Inappropriate Use Of ESA Meds Was Widespread
3 CommentsBy Ed Silverman // August 8th, 2011 // 7:55 am
The group of drugs known as ESAs are apparently being used inappropriately in cancer patients, suggesting that the expensive treatments are being wasted and exposing patients unnecessarily to serious side effects, according to a new study in the Journal of Clinical Oncology.
Specifically, the meds were administered for no more than one week in 24 percent of patients, which is an insufficient amount of time to offer a useful benefit, according to the researchers (read the abstract). Moreover, nearly eight percent of the patients received one of the drugs for more than 14 weeks, while almost 14 percent were getting the drugs when they weren’t on chemotherapy.”
The meds are approved for cancer patients who are getting chemotherapy, and recommended treatment is between two and 14 weeks. The Center for Medicare & Medicaid Services spends more than $1 billion dollars annually on ESAs, which include Epogen and Aranesp, which are sold by Amgen; Procrit, which is sold by Johnson & Johnson, and Roche’s NeoRecormon.
“These are very expensive drugs and there are a fair number of side effects,” lead author Jason Wright of Columbia University Medical Center in New York tells Reuters. “You’re subjecting patients to potential toxicity for very little clinical benefit, so it is wasted resources.”
But as Reuters notes, benefits may be uncertain and could be mitigated by such side effects as blood clots and heart problems. In some cases, the drugs might even fuel tumor growth. “Over the last five years, we have been seeing many side effects that weren’t seen in the early clinical trials,” Wright says, noting the FDA issued a warning in 2007.
In reaching their conclusion, the researchers reviewed data on 21,000 Medicare beneficiaries who were 65 years or older with breast, lung, or colon cancer diagnosed between 1995 and 2005, and who had one ESA and chemotherapy claim.
Interestingly, they found that ESA misuse was associated with MD degree, female sex of physician, and earlier year of medical school graduation. Private practice physicians and high-volume physicians were less likely to use one week or less of ESA treatment. Treatment by high-volume oncologists and by oncologists who graduated from US medical schools predicted prolonged-duration ESA use, whereas female oncologists were less likely to prescribe prolonged ESA treatment. Private practice physicians and high-volume providers were more likely to prescribe more than 24 weeks of ESA treatment.
“The really important question now is whether it is still being used routinely, because that would be a real public health concern,” Thomas George, a cancer researcher at the University of Florida who was not involved in the study, tells Reuters. “There needs to be a fairly rigorous educational program that accompanies the use of these medications so doctors know who is going to benefit.”
benjamins pic thx to amagill on flickr
Oncology Pharmacist
Ed,
You should take note of the time period studied for this JCO article. Your post might better be titled “Inappropriate use of ESAs was widespread.”
While authors are probably correct that ESA use was variable and may have been inappropriate in the past, the time period of the analysis (1995-2005) pre-dated at least 6 label changes, a REMs program and a National Coverage Decision by Medicare. I understand that utilization in the oncology space has declined by almost 50% since the safety issues emerged in 2007.
I think that it would interesting to see a follow up analysis that decribes just how signifiantly physician habits changed in light of all of these events.
Greg Pawelski
Erythropoiesis-stimulating agents, Procrit, Epogen, NeoRecormon and Aranesp are used for low red cell count. A lack of red blood cells can lead to anemia. EPO is a natural substance made by the kidney. It stimulates the bone marrow to make red blood cells. Healthy adults are usually at about 15 grams a deciliter. However, Erythropoiesis-stimulating agents can have an adverse impact on cancer survival. Pharmaceutical EPO can feed the growth of tumors in cancer patients (it is a “growth factor” afterall).
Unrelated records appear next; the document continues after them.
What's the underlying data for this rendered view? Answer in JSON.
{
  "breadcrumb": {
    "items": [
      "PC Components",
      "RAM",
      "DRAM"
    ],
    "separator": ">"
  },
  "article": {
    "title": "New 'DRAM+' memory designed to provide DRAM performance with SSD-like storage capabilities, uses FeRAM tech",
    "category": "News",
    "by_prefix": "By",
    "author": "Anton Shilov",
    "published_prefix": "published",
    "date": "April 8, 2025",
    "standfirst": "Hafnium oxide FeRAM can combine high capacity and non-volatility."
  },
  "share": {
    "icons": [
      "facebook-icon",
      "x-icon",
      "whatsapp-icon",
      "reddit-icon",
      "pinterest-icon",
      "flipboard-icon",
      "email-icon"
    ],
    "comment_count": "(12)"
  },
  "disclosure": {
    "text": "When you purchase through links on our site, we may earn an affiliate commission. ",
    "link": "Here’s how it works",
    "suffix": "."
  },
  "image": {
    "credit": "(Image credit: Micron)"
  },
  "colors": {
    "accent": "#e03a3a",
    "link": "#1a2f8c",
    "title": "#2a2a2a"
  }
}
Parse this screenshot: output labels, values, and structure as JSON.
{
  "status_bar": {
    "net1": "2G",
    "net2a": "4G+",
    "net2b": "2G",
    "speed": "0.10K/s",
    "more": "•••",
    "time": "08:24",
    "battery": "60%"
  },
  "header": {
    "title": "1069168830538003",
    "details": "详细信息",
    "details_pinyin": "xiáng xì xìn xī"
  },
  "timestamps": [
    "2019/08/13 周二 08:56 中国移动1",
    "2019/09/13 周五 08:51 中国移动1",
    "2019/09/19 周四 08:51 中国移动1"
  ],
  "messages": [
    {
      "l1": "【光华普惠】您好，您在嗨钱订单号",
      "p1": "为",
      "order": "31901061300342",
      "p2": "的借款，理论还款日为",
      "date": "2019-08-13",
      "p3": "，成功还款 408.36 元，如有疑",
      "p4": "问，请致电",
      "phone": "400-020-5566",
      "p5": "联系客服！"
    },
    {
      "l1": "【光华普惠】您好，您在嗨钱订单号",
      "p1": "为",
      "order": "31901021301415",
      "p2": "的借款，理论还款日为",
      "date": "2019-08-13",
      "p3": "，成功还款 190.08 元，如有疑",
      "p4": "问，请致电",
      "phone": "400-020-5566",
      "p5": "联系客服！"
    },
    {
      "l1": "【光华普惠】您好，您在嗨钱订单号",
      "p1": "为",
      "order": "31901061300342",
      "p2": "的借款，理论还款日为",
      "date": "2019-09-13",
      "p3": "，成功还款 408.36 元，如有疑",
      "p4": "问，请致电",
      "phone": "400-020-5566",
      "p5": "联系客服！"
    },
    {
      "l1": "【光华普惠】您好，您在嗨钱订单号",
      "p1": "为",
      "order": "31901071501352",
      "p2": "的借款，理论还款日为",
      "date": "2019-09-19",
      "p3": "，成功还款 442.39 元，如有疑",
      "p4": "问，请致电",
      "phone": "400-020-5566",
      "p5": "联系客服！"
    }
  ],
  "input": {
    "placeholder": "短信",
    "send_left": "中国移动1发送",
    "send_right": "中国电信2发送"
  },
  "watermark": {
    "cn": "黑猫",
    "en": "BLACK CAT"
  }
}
A “growth factor” is about twenty small proteins that attach to specific receptors on the surface of stem cells in bone marrow and promote differentiation and maturation of these cells into morphotic constituents of blood. And blood is a circulating tissue composed of fluid plasma and cells (red blood cells, white blood cells, platelets). Problems with blood composition or circulation can lead to downstream tissue (which is made up of cells) dysfunction.
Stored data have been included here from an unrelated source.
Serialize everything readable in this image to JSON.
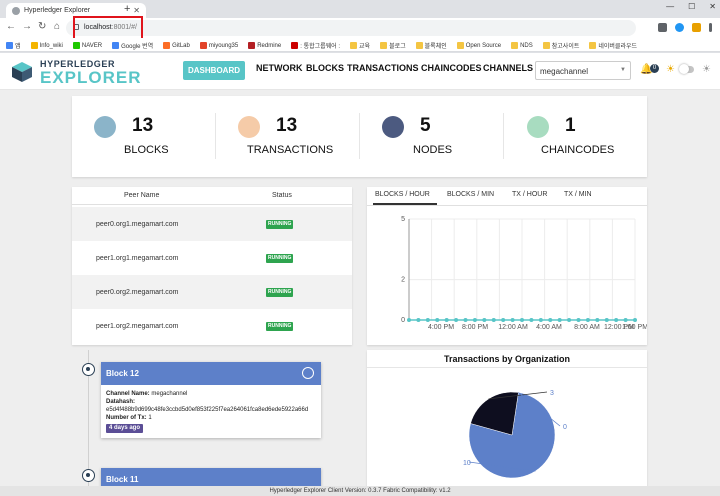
{
  "browser": {
    "tab_title": "Hyperledger Explorer",
    "url_host": "localhost",
    "url_rest": ":8001/#/",
    "bookmarks": [
      "앱",
      "Info_wiki",
      "NAVER",
      "Google 번역",
      "GitLab",
      "miyoung35",
      "Redmine",
      ": 통합그룹웨어 :",
      "교육",
      "블로그",
      "블록체인",
      "Open Source",
      "NDS",
      "참고사이트",
      "네이버클라우드"
    ]
  },
  "header": {
    "logo_top": "HYPERLEDGER",
    "logo_bottom": "EXPLORER",
    "nav": [
      "DASHBOARD",
      "NETWORK",
      "BLOCKS",
      "TRANSACTIONS",
      "CHAINCODES",
      "CHANNELS"
    ],
    "channel": "megachannel",
    "notifications": "0"
  },
  "stats": [
    {
      "value": "13",
      "label": "BLOCKS",
      "color": "#8bb4c9",
      "icon": "cube-icon"
    },
    {
      "value": "13",
      "label": "TRANSACTIONS",
      "color": "#f5cba8",
      "icon": "list-icon"
    },
    {
      "value": "5",
      "label": "NODES",
      "color": "#4c5a80",
      "icon": "users-icon"
    },
    {
      "value": "1",
      "label": "CHAINCODES",
      "color": "#a8dcc0",
      "icon": "handshake-icon"
    }
  ],
  "peers": {
    "col_name": "Peer Name",
    "col_status": "Status",
    "rows": [
      {
        "name": "peer0.org1.megamart.com",
        "status": "RUNNING"
      },
      {
        "name": "peer1.org1.megamart.com",
        "status": "RUNNING"
      },
      {
        "name": "peer0.org2.megamart.com",
        "status": "RUNNING"
      },
      {
        "name": "peer1.org2.megamart.com",
        "status": "RUNNING"
      }
    ]
  },
  "chart_tabs": [
    "BLOCKS / HOUR",
    "BLOCKS / MIN",
    "TX / HOUR",
    "TX / MIN"
  ],
  "chart_data": [
    {
      "type": "line",
      "yticks": [
        "0",
        "2",
        "5"
      ],
      "ylim": [
        0,
        5
      ],
      "xticks": [
        "4:00 PM",
        "8:00 PM",
        "12:00 AM",
        "4:00 AM",
        "8:00 AM",
        "12:00 PM",
        "1:00 PM"
      ],
      "series": [
        {
          "values": [
            0,
            0,
            0,
            0,
            0,
            0,
            0,
            0,
            0,
            0,
            0,
            0,
            0,
            0,
            0,
            0,
            0,
            0,
            0,
            0,
            0,
            0,
            0,
            0,
            0
          ]
        }
      ],
      "color": "#58c5c7"
    },
    {
      "type": "pie",
      "title": "Transactions by Organization",
      "series": [
        {
          "values": [
            10,
            3,
            0
          ]
        }
      ],
      "labels": [
        "10",
        "3",
        "0"
      ],
      "colors": [
        "#5d80c9",
        "#0e0e1f",
        "#5d80c9"
      ]
    }
  ],
  "blocks": [
    {
      "title": "Block 12",
      "channel_label": "Channel Name:",
      "channel": "megachannel",
      "hash_label": "Datahash:",
      "hash": "e5d4f488b9d699c48fe3ccbd5d0ef853f225f7ea264061fca8ed6ede5922a66d",
      "tx_label": "Number of Tx:",
      "tx": "1",
      "age": "4 days ago"
    },
    {
      "title": "Block 11"
    }
  ],
  "footer": "Hyperledger Explorer Client Version: 0.3.7    Fabric Compatibility: v1.2"
}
Increasing the blood cell count (hemoglobin) level above 12 is very risky with pharmaceutical EPO. The issue is over the drugs’ safety on how big a dose to use to boost concentrations of hemoglobin. The FDA-approved level is doses sufficient to increase hemoglobin to a maximum of 12 grams a deciliter. Blood transfusions are generally needed when patients slip to less than 8 grams.
However, the adage of some physicians was that if some improvement in hemoglobin was good, higher levels of hemoglobin would even be better. Then “greed” takes over.
Evelyn Pringle
I’d have to agree that this study would be outdated by all that’s happened since 2005.
I investigated and wrote about the misuse of these drugs quite a while ago. I want to say probably in 2006 or 2007.
Public health care programs were definitely ripped off big time - I remember that much for sure.